More Signals Are Detected That May Be From Malaysian Jetliner

By Julie Makinen, Los Angeles Times

BEIJING — An Australian ship hunting for missing Malaysia Airlines Flight 370 has picked up two more transmissions similar to those of the jet’s “black boxes,” and the coordinator of the search said Wednesday the “pings” were helping to narrow the search area significantly.

The vessel Ocean Shield, towing an acoustic detection device lent by the U.S. Navy, recorded pings of five and seven minutes’ duration Tuesday afternoon and evening, said Air Chief Marshal Angus Houston, who is coordinating the search efforts from Perth, Australia.

Houston said authorities were not ready to deploy a sonar-equipped underwater vessel to scan the seafloor for debris. He noted, however, that the last signal was “very weak” and that the time to deploy the underwater vehicle was “not very far away.”

The Ocean Shield can search six times as much area as a submersible can in the same time, Houston said.

“We need to make hay while the sun shines,” Houston said. Batteries on the black boxes are designed to last 30 days, and the search entered its 33rd day Wednesday, he noted.

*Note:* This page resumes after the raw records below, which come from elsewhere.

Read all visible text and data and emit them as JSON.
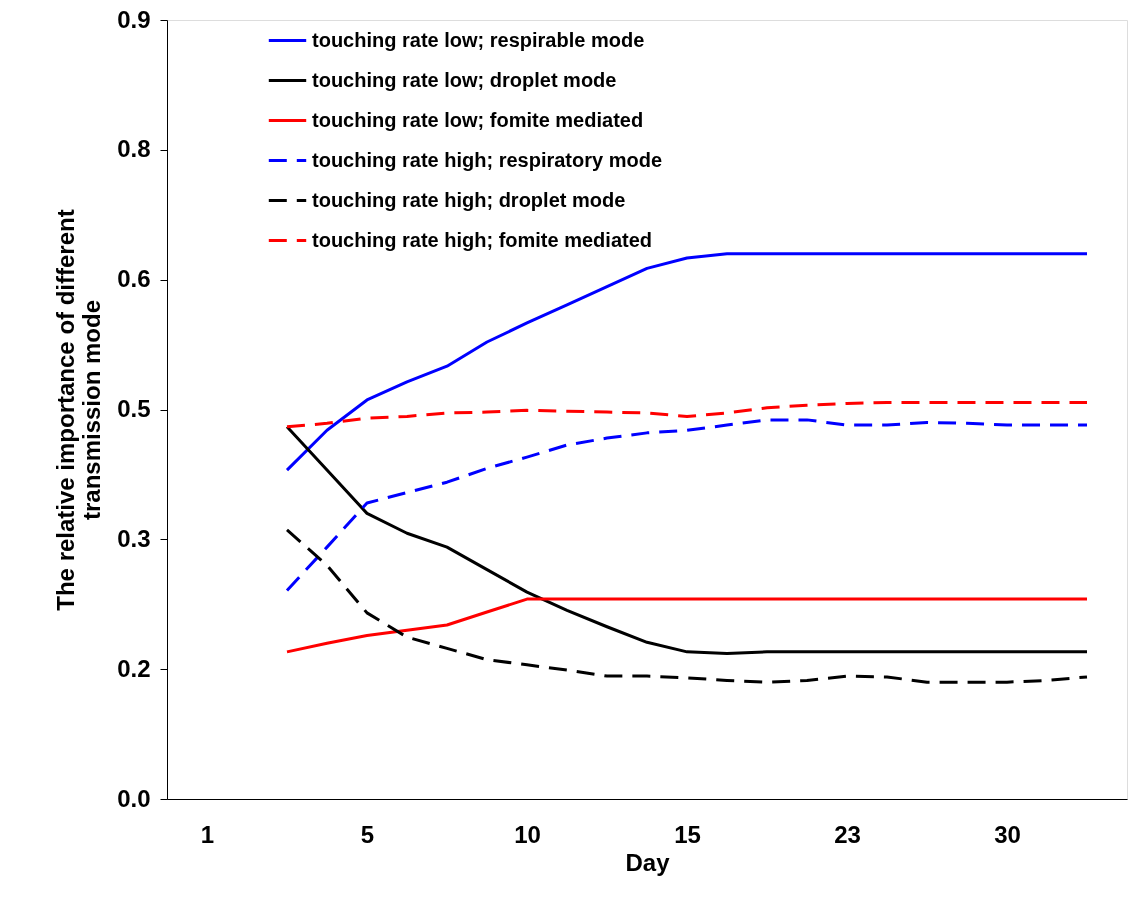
{
  "chart_data": {
    "type": "line",
    "xlabel": "Day",
    "ylabel": "The relative importance of different\ntransmission mode",
    "categories": [
      "1",
      null,
      null,
      null,
      "5",
      null,
      null,
      null,
      "10",
      null,
      null,
      null,
      "15",
      null,
      null,
      null,
      "23",
      null,
      null,
      null,
      "30",
      null,
      null
    ],
    "ylim": [
      0,
      0.9
    ],
    "yticks": [
      {
        "value": 0,
        "label": "0.0"
      },
      {
        "value": 0.15,
        "label": "0.2"
      },
      0.3,
      {
        "value": 0.45,
        "label": "0.5"
      },
      0.6,
      {
        "value": 0.75,
        "label": "0.8"
      },
      0.9
    ],
    "grid": false,
    "legend": "top",
    "marker": "none",
    "series": [
      {
        "name": "touching rate low; respirable mode",
        "color": "#0000ff",
        "line_style": "solid",
        "values": [
          null,
          null,
          0.38,
          0.426,
          0.461,
          0.482,
          0.5,
          0.528,
          0.55,
          0.571,
          0.592,
          0.613,
          0.625,
          0.63,
          0.63,
          0.63,
          0.63,
          0.63,
          0.63,
          0.63,
          0.63,
          0.63,
          0.63
        ]
      },
      {
        "name": "touching rate low; droplet mode",
        "color": "#000000",
        "line_style": "solid",
        "values": [
          null,
          null,
          0.43,
          0.38,
          0.33,
          0.307,
          0.291,
          0.265,
          0.239,
          0.218,
          0.199,
          0.181,
          0.17,
          0.168,
          0.17,
          0.17,
          0.17,
          0.17,
          0.17,
          0.17,
          0.17,
          0.17,
          0.17
        ]
      },
      {
        "name": "touching rate low; fomite mediated",
        "color": "#ff0000",
        "line_style": "solid",
        "values": [
          null,
          null,
          0.17,
          0.18,
          0.189,
          0.195,
          0.201,
          0.216,
          0.231,
          0.231,
          0.231,
          0.231,
          0.231,
          0.231,
          0.231,
          0.231,
          0.231,
          0.231,
          0.231,
          0.231,
          0.231,
          0.231,
          0.231
        ]
      },
      {
        "name": "touching rate high; respiratory mode",
        "color": "#0000ff",
        "line_style": "dashed",
        "values": [
          null,
          null,
          0.241,
          0.291,
          0.342,
          0.354,
          0.366,
          0.382,
          0.395,
          0.409,
          0.417,
          0.423,
          0.426,
          0.432,
          0.438,
          0.438,
          0.432,
          0.432,
          0.435,
          0.434,
          0.432,
          0.432,
          0.432
        ]
      },
      {
        "name": "touching rate high; droplet mode",
        "color": "#000000",
        "line_style": "dashed",
        "values": [
          null,
          null,
          0.311,
          0.27,
          0.215,
          0.187,
          0.174,
          0.161,
          0.155,
          0.149,
          0.142,
          0.142,
          0.14,
          0.137,
          0.135,
          0.137,
          0.142,
          0.141,
          0.135,
          0.135,
          0.135,
          0.137,
          0.141
        ]
      },
      {
        "name": "touching rate high; fomite mediated",
        "color": "#ff0000",
        "line_style": "dashed",
        "values": [
          null,
          null,
          0.43,
          0.434,
          0.44,
          0.442,
          0.446,
          0.447,
          0.449,
          0.448,
          0.447,
          0.446,
          0.442,
          0.446,
          0.452,
          0.455,
          0.457,
          0.458,
          0.458,
          0.458,
          0.458,
          0.458,
          0.458
        ]
      }
    ]
  }
}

The Boeing 777, carrying 239 passengers and crew members, disappeared in the predawn hours March 8 while en route from Kuala Lumpur, Malaysia, to Beijing.

The ocean where the pings were detected is extremely deep — more than 2.5 miles — and analysis shows the seabed has high levels of silt that may be “tens of meters” thick, potentially complicating the search, Houston said.

“We know more about the surface of the moon than our own seabed,” said Australian Navy Commodore Peter Leavy.

A plane was deployed Wednesday to drop sonar buoys equipped with hydrophones that descend 1,000 feet below the surface, and which can transmit any sound back to search aircraft via radio, Leavy added.

The search area, about 1,400 miles northwest of Perth, has been “significantly reduced” to about 28,000 square miles, Houston said, enabling a “much more thorough” search.

Houston cautioned that it took 20 days for an underwater search vehicle to locate the wreckage of the Air France flight that plummeted into the Atlantic Ocean off Brazil in 2009, even though searchers had a better fix on the crash site.